Sales declined. Losses piled up in the billions of dollars. Debt mounted, and the company's cash reserves disappeared. Sears sold many of its most valuable assets, including its massive real estate footprint, to raise the cash it needed to survive.

It ditched Lands End in 2014. Three years later, Sears dumped the Craftsman brand, which it had sold exclusively. The company has been looking for a buyer for its Kenmore brand of appliances for years. The only acquirer it could find was Lampert, who offered $400 million for Kenmore through his hedge fund. The Sears board never accepted the offer.

By last month, Sears' market value had fallen below $100 million, less than quarter of the value of Kenmore itself.

The retailer's problems have mounted in recent years. Sears warned investors last year there was "substantial doubt" it would be able to stay in business. It has lost $11.7 billion since 2010, its last profitable year. Sales have plunged 60% since then.

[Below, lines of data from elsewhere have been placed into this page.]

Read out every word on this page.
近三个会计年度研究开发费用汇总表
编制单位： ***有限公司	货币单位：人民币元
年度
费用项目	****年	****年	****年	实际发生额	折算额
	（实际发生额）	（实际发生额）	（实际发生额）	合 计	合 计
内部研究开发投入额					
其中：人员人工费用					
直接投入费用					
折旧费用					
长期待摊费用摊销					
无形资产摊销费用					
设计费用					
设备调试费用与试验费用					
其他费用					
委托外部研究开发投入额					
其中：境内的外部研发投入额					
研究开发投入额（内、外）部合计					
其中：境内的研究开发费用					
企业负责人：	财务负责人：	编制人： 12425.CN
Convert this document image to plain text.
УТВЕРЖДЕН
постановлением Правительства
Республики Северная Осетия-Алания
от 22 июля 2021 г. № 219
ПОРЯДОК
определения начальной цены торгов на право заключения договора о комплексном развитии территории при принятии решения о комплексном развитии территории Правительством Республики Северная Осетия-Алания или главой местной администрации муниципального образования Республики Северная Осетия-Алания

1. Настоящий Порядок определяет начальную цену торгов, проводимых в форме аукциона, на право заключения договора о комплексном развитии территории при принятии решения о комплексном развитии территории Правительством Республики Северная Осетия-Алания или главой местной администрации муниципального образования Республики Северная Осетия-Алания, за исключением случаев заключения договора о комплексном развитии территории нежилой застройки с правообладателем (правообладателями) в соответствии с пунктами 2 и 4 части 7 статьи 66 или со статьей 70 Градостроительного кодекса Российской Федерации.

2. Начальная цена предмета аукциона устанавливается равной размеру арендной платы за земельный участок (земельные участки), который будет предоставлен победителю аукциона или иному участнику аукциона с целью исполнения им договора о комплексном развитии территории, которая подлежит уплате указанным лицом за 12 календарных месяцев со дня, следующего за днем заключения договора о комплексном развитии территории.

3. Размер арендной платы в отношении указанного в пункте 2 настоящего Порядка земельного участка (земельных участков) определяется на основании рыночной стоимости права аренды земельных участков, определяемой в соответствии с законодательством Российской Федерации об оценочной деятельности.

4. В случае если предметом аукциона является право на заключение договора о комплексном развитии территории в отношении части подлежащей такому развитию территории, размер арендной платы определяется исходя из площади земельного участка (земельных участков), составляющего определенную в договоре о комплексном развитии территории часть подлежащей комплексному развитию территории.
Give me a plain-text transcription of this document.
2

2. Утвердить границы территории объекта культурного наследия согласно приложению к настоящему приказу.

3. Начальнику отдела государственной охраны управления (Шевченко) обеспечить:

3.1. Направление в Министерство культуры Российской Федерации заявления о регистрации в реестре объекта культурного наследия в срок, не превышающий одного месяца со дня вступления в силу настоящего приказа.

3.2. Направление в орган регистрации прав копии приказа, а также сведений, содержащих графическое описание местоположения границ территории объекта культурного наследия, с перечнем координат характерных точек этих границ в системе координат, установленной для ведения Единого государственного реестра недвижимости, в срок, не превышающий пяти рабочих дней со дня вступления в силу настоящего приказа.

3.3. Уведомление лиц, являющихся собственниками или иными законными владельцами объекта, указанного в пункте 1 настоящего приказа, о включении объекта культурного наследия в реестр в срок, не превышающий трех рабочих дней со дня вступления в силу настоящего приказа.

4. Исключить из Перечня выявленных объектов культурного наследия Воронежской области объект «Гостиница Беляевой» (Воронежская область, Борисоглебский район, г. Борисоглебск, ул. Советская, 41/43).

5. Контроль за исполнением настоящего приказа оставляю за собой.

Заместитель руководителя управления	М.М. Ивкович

The company shuttered more than 2,600 stores over the past 13 years.

With the writing on the wall that a bankruptcy was imminent, suppliers demanded Sears pay cash up front for the items in its stores, putting it at an even greater competitive disadvantage with other retailers.

Whirlpool, which had started in business more than a century ago selling its appliances at Sears, pulled its various brands out of Sears and Kmart stores last year. Once the dominant appliance retailer in the country, Sears accounted for only 3% of Whirlpool's sales worldwide in 2017.

In September, Lampert proposed that Sears restructure its finances without filing bankruptcy. But he warned that the company was running out of cash. The company's stock quickly fell below $1 a share for the first time in its history.

Creditors opted instead to try their hand in bankruptcy court. Without a deal and with $130 million in debt payments due Monday, Sears filed for Chapter 11 bankruptcy protection.

The brand that shaped a nation

Sears was once the nation's largest retailer and its largest employer. In its heyday, it was both the Walmart and Amazon of its time.

Formed in 1886 by railroad station agent Richard Sears, the company started as a watch business in North Redwood, Minnesota. Sears moved to Chicago in 1887, and he hired watchmaker Alvah Roebuck as his partner. The first Sears Roebuck catalog, which sold watches and jewelry, was printed in 1896.

The Sears catalog was the way many Americans first started to buy mass-produced goods. That was an enormous shift for people who lived on farms and in small towns and made many of the goods they needed on their own, including clothes and furniture.

Sears' stores helped reshape America, drawing shoppers away from the traditional Main Street merchants. Sears brought people into malls, contributing to the suburbanization of America in the post-World War II era. Its Kenmore appliances introduced many American homes to labor-saving devices that changed family dynamics. Its Craftsman tools and their lifetime guarantees were a mainstay of middle-class America.

Sears truly changed America.

But long before the rise of Amazon and online shopping, Sears was struggling to keep up with Americans' changing shopping habits. Big box retailers such as Walmart beat it on both price and merchandise selection.

In 1999, it was booted out of the Dow Jones Industrial Average, where it had been for 75 years. Big box rival Home Depot took its place.

Sears and Kmart merged to form Sears Holdings in 2005. At the time, they had 3,500 US stores between them. They have fewer than 900 today.

In July, Sears closed its last store in Chicago, once its hometown. In August, the company announced another 46 store closings. The company had 89,000 employees as of February. That's down from 317,000 US employees in early 2006, soon after the merger.